Lesezeit 1 Min., aktualisiert am 03.02.2026

BGV Aktuell

Haftungsfallen im Winter vermeiden

Wenn die Temperaturen sinken und Frost sowie Schneefall den Alltag bestimmen, steigen auch die Risiken für Unfälle. Glatte Gehwege, vereiste Einfahrten oder herabfallender Schnee vom Dach können schnell zu Personen- oder Sachschäden führen. Gerade für Familien ist es wichtig zu wissen, welche Pflichten bestehen – und wie man sich im Ernstfall richtig absichert.

Räum- und Streupflicht: Wer ist verantwortlich?

Grundsätzlich gilt: Eigentümerinnen und Eigentümer von Grundstücken sind verpflichtet, Gehwege vor ihrem Haus verkehrssicher zu halten. Das bedeutet, dass Schnee geräumt und bei Glätte gestreut werden muss. In vielen Kommunen kann diese Pflicht zwar auf Mieterinnen und Mieter übertragen werden, die Verantwortung bleibt jedoch häufig beim Eigentümer.

Wichtig zu wissen:

  • Geräumt werden muss in der Regel werktags ab dem frühen Morgen.
  • Bei anhaltendem Schneefall oder Glatteis ist ein mehrmaliges Räumen erforderlich.
  • Streumittel wie Sand oder Granulat sind meist erlaubt, Streusalz oft nur eingeschränkt.
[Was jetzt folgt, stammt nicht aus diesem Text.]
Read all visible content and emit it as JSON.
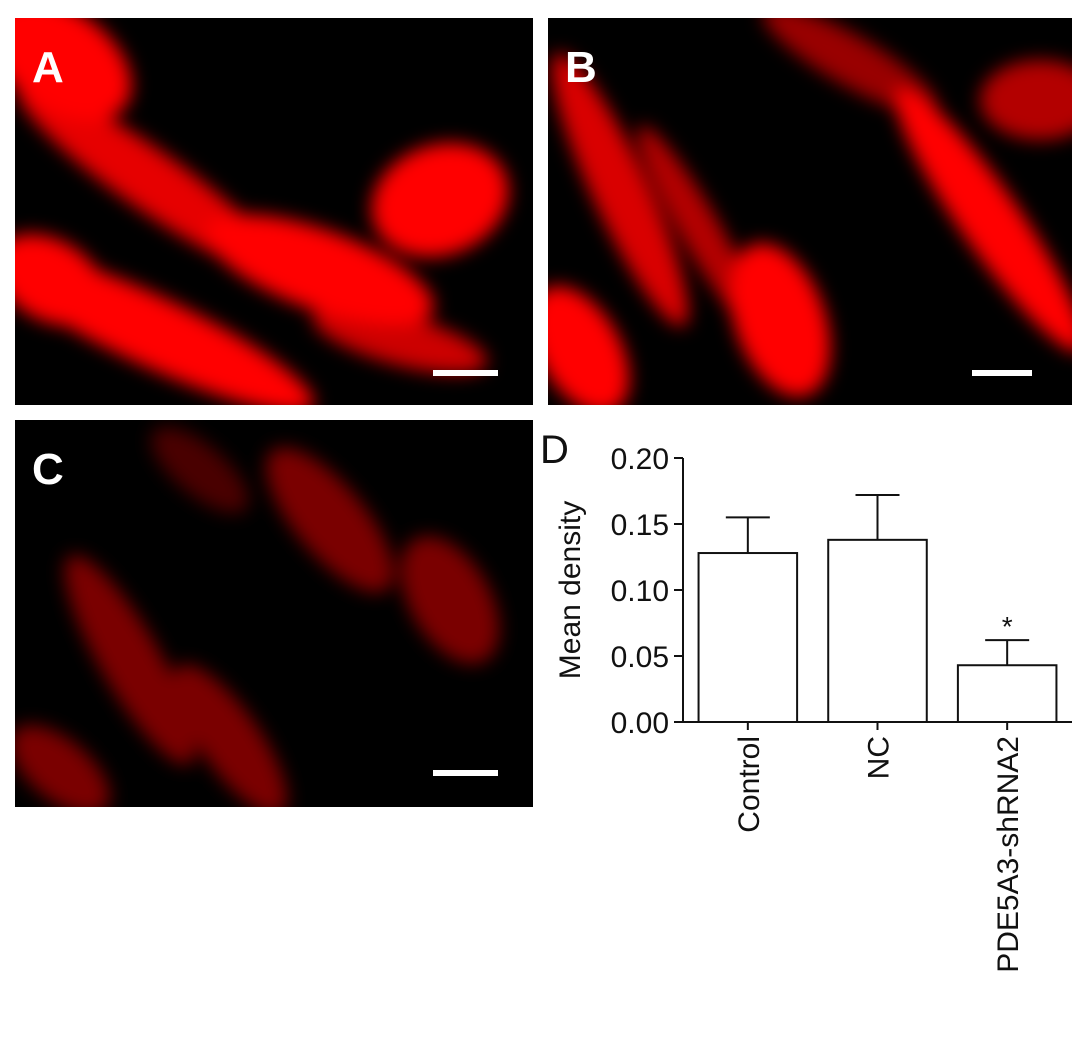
{
  "panel_labels": [
    "A",
    "B",
    "C"
  ],
  "chart_data": {
    "type": "bar",
    "label": "D",
    "ylabel": "Mean density",
    "categories": [
      "Control",
      "NC",
      "PDE5A3-shRNA2"
    ],
    "values": [
      0.128,
      0.138,
      0.043
    ],
    "errors": [
      0.027,
      0.034,
      0.019
    ],
    "significance": [
      null,
      null,
      "*"
    ],
    "color": "#ffffff",
    "ylim": [
      0,
      0.2
    ],
    "yticks": [
      {
        "value": 0,
        "label": "0.00"
      },
      {
        "value": 0.05,
        "label": "0.05"
      },
      {
        "value": 0.1,
        "label": "0.10"
      },
      {
        "value": 0.15,
        "label": "0.15"
      },
      {
        "value": 0.2,
        "label": "0.20"
      }
    ],
    "grid": false
  }
}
Wer diese Pflichten vernachlässigt, haftet unter Umständen für Unfälle – zum Beispiel, wenn eine Passantin stürzt.

Kinder, Besucher und Nachbarn: Haftungsrisiken im Blick behalten

Gerade in Familienhaushalten ist im Winter viel Bewegung rund ums Haus. Kinder toben im Schnee, Nachbarn kommen zu Besuch oder Paketdienste klingeln an der Tür. Passiert dabei ein Unfall auf dem eigenen Grundstück, kann es schnell zu Schadensersatzforderungen kommen.

Eine private Haftpflichtversicherung ist hier besonders wichtig. Sie springt ein, wenn berechtigte Ansprüche geltend gemacht werden – und wehrt unberechtigte Forderungen ab.

Gefahr von oben: Schnee und Eiszapfen auf dem Dach

Nicht nur der Boden, auch Dächer können im Winter zur Gefahrenquelle werden. Herabfallender Schnee oder Eiszapfen können Fahrzeuge beschädigen oder Menschen verletzen. Eigentümer sollten deshalb regelmäßig prüfen, ob von ihrem Dach eine Gefahr ausgeht, und bei Bedarf geeignete Maßnahmen ergreifen.

Kommt es dennoch zu einem Schaden, greift in vielen Fällen ebenfalls die private oder die Haus- und Grundbesitzerhaftpflicht.

Gut abgesichert durch den Winter

Unfälle lassen sich trotz aller Vorsicht nicht immer vermeiden. Umso wichtiger ist ein passender Versicherungsschutz:

  • Private Haftpflichtversicherung: Schützt vor finanziellen Folgen bei Personen- und Sachschäden.
  • Haus- und Grundbesitzerhaftpflicht: Relevant für vermietete oder unbebaute Grundstücke.
  • Hausrat- und Wohngebäudeversicherung: Decken winterbedingte Schäden am Eigentum ab, zum Beispiel durch Sturm oder Schneelast.